Re: [PATCH rcu 14/16] rxrpc: Use call_rcu_hurry() instead of call_rcu()
From: Joel Fernandes
Date: Wed Nov 30 2022 - 18:25:42 EST
On Wed, Nov 30, 2022 at 11:05 PM David Howells <dhowells@xxxxxxxxxx> wrote:
>
> Joel Fernandes <joel@xxxxxxxxxxxxxxxxx> wrote:
>
> > > Note that this conflicts with my patch:
> > >
> > > rxrpc: Don't hold a ref for connection workqueue
> > > https://git.kernel.org/pub/scm/linux/kernel/git/dhowells/linux-fs.git/commit/?h=rxrpc-next&id=450b00011290660127c2d76f5c5ed264126eb229
> > >
> > > which should render it unnecessary. It's a little ahead of yours in the
> > > net-next queue, if that means anything.
> >
> > Could you clarify why it is unnecessary?
>
> Rather than tearing down parts of the connection it only logs a trace line,
> frees the memory and decrements the counter on the namespace. This it used to
> account that all the pieces of memory allocated in that namespace are gone
> before the namespace is removed to check for leaks. The RCU cleanup used to
> use some other stuff (such as the peer hash) in the rxrpc_net struct but no
> longer will after the patches I submitted.
>
> > After your patch, you are still doing a wake up in your call_rcu() callback:
> >
> > - ASSERTCMP(refcount_read(&conn->ref), ==, 0);
> > + if (atomic_dec_and_test(&rxnet->nr_conns))
> > + wake_up_var(&rxnet->nr_conns);
> > +}
> >
> > Are you saying the code can now tolerate delays? What if the RCU
> > callback is invoked after arbitrarily long delays making the sleeping
> > process to wait?
>
> True.
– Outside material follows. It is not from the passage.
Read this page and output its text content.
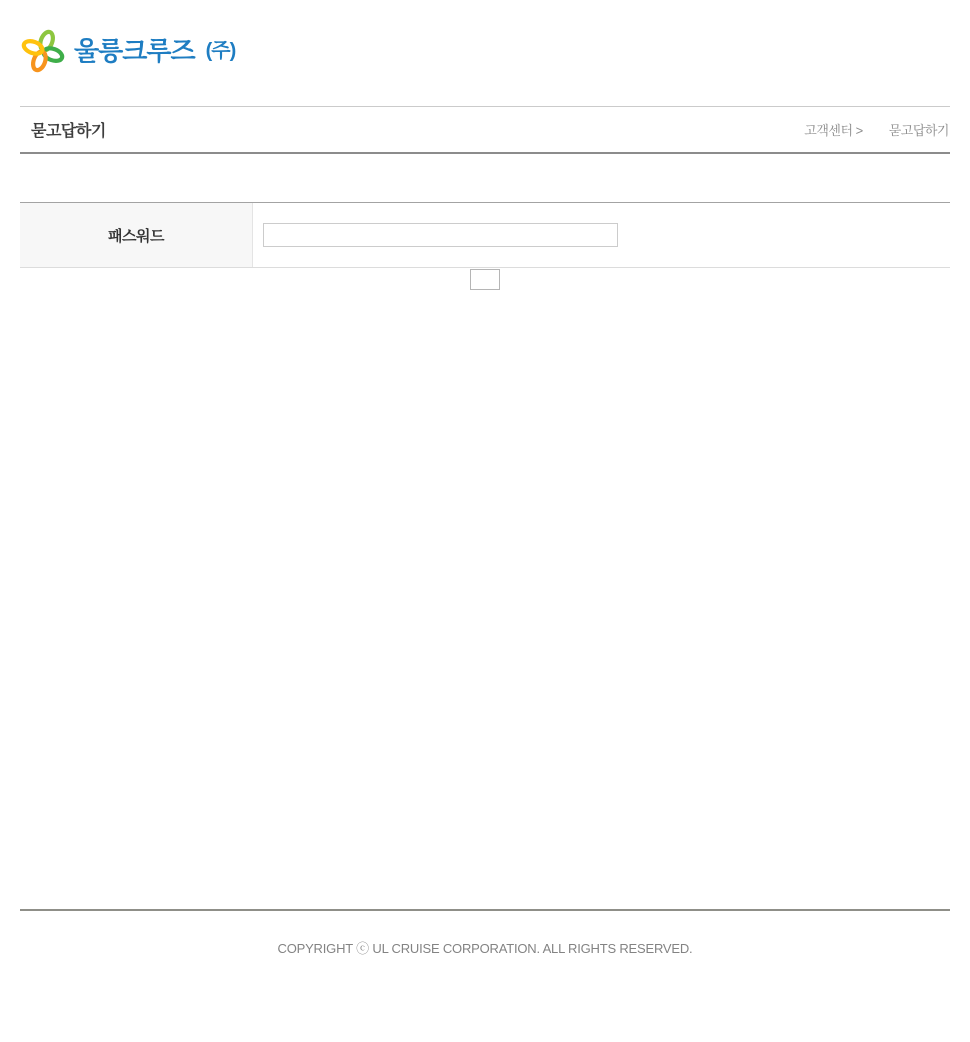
울릉크루즈 (주)
묻고답하기	고객센터 > 묻고답하기
패스워드

COPYRIGHT ⓒ UL CRUISE CORPORATION. ALL RIGHTS RESERVED.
But that now only holds up the destruction of a net namespace and the
> removal of the rxrpc module.
>
> > If you agree, you can convert the call_rcu() to call_rcu_hurry() in
> > your patch itself. Would you be willing to do that? If not, that's
> > totally OK and I can send a patch later once yours is in (after
> > further testing).
>
> I can add it to part 4 (see my rxrpc-ringless-5 branch) if it is necessary.
Ok sounds good, on module removal the rcu_barrier() will flush out
pending callbacks so that should not be an issue.
Based on your message, I think we can drop this patch then. Since Paul
is already dropping it, no other action is needed.
(I just realized my patch was not fixing a test failure, like the
other net ones did, but rather we found the issue by static analysis
-- i.e. programmatically auditing all callbacks in the kernel doing
wake ups).
thanks,
- Joel